Vado avanti nella speranza di trovare qualche insenatura più accogliente. Altre culture, altre civiltà hanno conosciuto qualcosa che alla storia vagamente assomiglia, come compilazioni annalistiche di dinastie o di fatti eminenti succedutisi nel tempo; allo stesso modo, per un certo periodo della loro vicenda secolare anche altre civiltà, altre culture, hanno assistito a un inizio di scrittura che possedeva le caratteristiche della scrittura storica.

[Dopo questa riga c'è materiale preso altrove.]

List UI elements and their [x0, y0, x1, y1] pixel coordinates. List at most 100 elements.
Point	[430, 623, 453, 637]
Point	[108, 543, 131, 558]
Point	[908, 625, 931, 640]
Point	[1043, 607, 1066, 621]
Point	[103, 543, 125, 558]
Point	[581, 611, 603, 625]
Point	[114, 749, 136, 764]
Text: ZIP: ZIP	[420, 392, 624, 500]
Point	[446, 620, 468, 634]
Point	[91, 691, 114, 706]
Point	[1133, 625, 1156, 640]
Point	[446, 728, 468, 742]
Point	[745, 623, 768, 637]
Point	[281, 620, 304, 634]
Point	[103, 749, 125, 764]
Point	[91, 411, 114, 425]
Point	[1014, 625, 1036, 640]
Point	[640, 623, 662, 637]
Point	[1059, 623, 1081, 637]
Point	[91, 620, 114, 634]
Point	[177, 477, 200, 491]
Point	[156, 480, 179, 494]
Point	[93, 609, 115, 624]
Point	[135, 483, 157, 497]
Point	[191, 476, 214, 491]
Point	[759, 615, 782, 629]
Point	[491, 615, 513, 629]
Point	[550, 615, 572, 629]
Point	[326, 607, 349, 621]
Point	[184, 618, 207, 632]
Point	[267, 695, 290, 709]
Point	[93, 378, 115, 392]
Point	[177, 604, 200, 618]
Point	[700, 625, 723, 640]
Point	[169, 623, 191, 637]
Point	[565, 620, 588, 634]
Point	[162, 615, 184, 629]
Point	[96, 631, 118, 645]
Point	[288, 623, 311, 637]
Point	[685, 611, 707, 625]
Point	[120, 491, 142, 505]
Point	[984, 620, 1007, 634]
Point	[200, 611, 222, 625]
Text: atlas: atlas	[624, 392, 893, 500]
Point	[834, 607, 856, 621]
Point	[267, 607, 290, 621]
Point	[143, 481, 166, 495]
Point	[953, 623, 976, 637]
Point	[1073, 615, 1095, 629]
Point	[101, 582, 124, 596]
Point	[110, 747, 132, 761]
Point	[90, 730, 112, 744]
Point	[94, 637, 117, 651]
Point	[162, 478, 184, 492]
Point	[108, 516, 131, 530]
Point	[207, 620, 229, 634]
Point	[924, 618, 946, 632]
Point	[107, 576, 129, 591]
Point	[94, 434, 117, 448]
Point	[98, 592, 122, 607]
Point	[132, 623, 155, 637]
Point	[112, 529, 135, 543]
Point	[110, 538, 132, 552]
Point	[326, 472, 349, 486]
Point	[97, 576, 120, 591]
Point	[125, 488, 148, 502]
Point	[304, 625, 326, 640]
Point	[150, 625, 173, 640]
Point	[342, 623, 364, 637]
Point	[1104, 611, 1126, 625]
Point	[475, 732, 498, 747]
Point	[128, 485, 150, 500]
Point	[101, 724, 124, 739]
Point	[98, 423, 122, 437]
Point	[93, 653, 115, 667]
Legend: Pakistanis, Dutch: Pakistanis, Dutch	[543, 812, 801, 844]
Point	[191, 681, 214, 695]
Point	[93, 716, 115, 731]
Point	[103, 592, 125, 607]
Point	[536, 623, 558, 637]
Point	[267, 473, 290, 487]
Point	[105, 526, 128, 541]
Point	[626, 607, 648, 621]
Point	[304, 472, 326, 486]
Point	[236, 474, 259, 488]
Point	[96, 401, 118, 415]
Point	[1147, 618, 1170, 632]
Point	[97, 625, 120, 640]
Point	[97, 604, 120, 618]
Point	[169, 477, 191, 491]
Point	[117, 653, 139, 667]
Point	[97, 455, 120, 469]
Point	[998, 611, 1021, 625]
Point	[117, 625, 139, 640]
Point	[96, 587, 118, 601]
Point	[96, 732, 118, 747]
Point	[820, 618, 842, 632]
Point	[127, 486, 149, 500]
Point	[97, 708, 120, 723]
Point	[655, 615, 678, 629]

Ma quell’inizio è ben presto rimasto tale, ripiegando su se stesso e non dando vita ad alcuno sviluppo; quindi non segnando in alcun modo la propria cultura così come invece la dimensione della Storia ha segnato la nostra. Nulla di fatto, il malessere aumenta…
Non ho ovviamente conoscenze e competenze approfondite e specifiche di tutta la storia mondiale ma non posso condividere l’idea che esista una “Storia” di una parte del mondo individuata come gerarchicamente superiore e l’unica depositaria di una consapevolezza culturale perché ciò presuppone l’esistenza di una parte di esseri umani superiore in quanto protagonista di quella stessa “Storia”. Tra l’altro non esiste solo la storia legata alla scrittura né tantomeno solo quella cristiana, anche dopo la diffusione del cristianesimo. Tornano in mente allora i miei studi letterari, delfini che mi aiutano a galleggiare…penso alle enormi contaminazioni del mondo orientale con la storia e la la cultura greca e romana, penso ad Apuleio e alla favola di Amore e Psiche, penso alla penetrazione di alcune divinità orientali in Italia come Bacco, Cibele o Iside, penso a tutti i commercianti, i soldati, gli schiavi, i letterati e i filosofi che hanno interagito nei secoli nel mondo e con il mondo greco -romano , penso al grande storico del V secolo a.C., Erodoto ( citato tra l’altro proprio nelle Indicazioni) che ha riconosciuto il debito della scienza greca verso quella orientale e agli Egiziani il merito di avere inventato la geometria…
Ecco già mi sembra di nuotare meglio, il respiro è regolare, sono un essere umano del mondo e la storia che mi appartiene è quella del mondo.
Certo nelle 154 pagine del testo ci sono anche tanti paragrafi e tante riflessioni interessanti e condivisibili come quelli relativi all’inclusione, all’utilizzo consapevole dell’intelligenza artificiale o quelli relativi all’insegnamento della Geografia che almeno parlano di “mondo” e di “globalizzazione”. Le Indicazioni Nazionali, però non sono un documento qualsiasi ma il testo di riferimento per l’individuazione della rotta che ogni istituzione scolastica sceglie di seguire e quella rotta diventerà lo strumento con cui formeremo i giovani. No, non è possibile proporre una visione così piccola , esclusiva ed escludente. Da un documento così importante da cittadina e da professionista pretendo un pensiero più umano, un volo più alto.